Em entrevista à Lusa, a doutoranda da Universidade Nacional da Irlanda referiu que, em conferências internacionais, se deparou com “uma expectativa relativamente a Portugal e ao que deveria ser a investigação em Portugal que não corresponde ao potencial que existe”, no contexto do estudo da proveniência das obras de arte, em particular no período Nazi (1933-1945).
Num artigo publicado no Journal of Contemporary History, no final do ano passado, a investigadora constata que “os museus portugueses não conduziram, nas suas coleções, investigação sobre a proveniência da era Nazi”, algo que classifica de “surpreendente” devido ao facto de Portugal ser signatário dos Princípios de Washington sobre Arte Confiscada pelos Nazis.
Desta forma, “a inação do governo português não tem paralelo quando comparada com as ações de outros países neutrais [durante a Segunda Guerra Mundial] e contrasta com as investigações feitas pelos governos suecos e, mais recentemente, suíços”.
“Relativamente à falta de pesquisa de proveniência na era Nazi houve duas declarações assinadas pelos representantes do Estado português [Washington em 1998 e Terezin em 2009] em que se comprometiam a, pelo menos nas coleções públicas, levar a cabo esse tipo de investigação. De investigar, de facto, o que haveria nos museus do Estado, adquirido durante essa época ou posteriormente, mas com proveniência duvidosa relativamente” à época Nazi, afirmou Inês Fialho Brandão, que recorda o papel de Portugal como plataforma de movimento e de transporte de peças durante aquele período.
No artigo, a académica defende que “as dificuldades na localização e no acesso a fontes primárias em Portugal nas décadas que se seguem à Segunda Guerra Mundial não devem ser subestimadas”.
À Lusa, Fialho Brandão referiu que “há arquivos de instituições que estão divididos em quatro localizações diferentes, tutelas diferentes, métodos de acesso diferentes, a maioria dos arquivos, mesmo quando estão digitalizados, não são acessíveis facilmente, não são pesquisáveis e portanto a investigação é lenta e não produz os resultados imediatos que se veem em países onde esta questão é muito mais importante”.
Há ainda razões do foro financeiro, uma vez que “os museus estão sob pressão para produzirem programação e o trabalho de investigação sofre disso”, traduzindo-se a questão da proveniência em algo que não é tido por essencial à prática museológica e “portanto interpreta-se proveniência como o último sítio onde a peça esteve”, em vez de se traçar a “biografia do objeto”, ou seja, o retrato desde a criação até ao momento atual.
Inês Fialho Brandão admite ainda a “possibilidade de que esta seja uma área na qual não haja tanto interesse em entrar”, já que, tendo em conta a história colonial de Portugal, podem surgir pedidos de restituição de peças em território nacional por parte de países estrangeiros.
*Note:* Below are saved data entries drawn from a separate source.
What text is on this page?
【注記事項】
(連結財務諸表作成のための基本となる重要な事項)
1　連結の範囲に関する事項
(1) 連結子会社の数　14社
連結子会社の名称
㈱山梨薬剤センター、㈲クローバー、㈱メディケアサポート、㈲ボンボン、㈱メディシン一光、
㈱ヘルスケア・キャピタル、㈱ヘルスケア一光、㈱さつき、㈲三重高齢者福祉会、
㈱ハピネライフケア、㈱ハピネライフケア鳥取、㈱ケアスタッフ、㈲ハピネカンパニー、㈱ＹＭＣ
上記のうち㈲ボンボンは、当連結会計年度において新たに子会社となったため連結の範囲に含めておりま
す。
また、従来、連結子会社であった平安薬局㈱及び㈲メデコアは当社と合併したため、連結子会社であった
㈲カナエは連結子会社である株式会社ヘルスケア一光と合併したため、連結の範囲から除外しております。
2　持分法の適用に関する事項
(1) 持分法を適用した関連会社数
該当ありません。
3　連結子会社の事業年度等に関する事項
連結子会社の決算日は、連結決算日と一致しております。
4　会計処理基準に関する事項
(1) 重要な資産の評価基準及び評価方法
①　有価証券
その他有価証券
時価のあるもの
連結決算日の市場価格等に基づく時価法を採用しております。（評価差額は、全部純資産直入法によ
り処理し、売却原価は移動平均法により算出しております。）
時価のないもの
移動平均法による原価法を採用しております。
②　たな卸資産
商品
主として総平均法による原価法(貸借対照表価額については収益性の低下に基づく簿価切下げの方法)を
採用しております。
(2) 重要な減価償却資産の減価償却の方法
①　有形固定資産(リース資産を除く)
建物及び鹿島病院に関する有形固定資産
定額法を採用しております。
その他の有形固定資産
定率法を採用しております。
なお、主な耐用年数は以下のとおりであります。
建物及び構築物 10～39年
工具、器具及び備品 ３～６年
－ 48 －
Assim, questionada sobre se há alguma possibilidade de haver, em museus portugueses, peças de proveniência duvidosa, a investigadora responde de forma afirmativa.
“É muito provável que existam várias peças de todos os tipos em que o encadeamento de propriedade legal tenha sido quebrado, mas isso não implica nem que haja má-fé no momento em que isso aconteceu nem que haja hoje. A má-fé começa ou quando se esconde propositadamente uma questão ou quando se sabe de facto que a peça é roubada e se compra de qualquer maneira”, declarou.
O artigo publicado na revista académica, intitulado “’O que há em Lisboa?’ Fontes portuguesas na investigação de proveniência da era Nazi”, com uma referência a um diálogo do filme “Casablanca”, conclui que “muitas questões estão ainda por responder, pelo que a localização e consulta de fontes até aqui impossíveis de encontrar é essencial”.
“O que há em Lisboa? Informação, à espera de ser encontrada”, resume.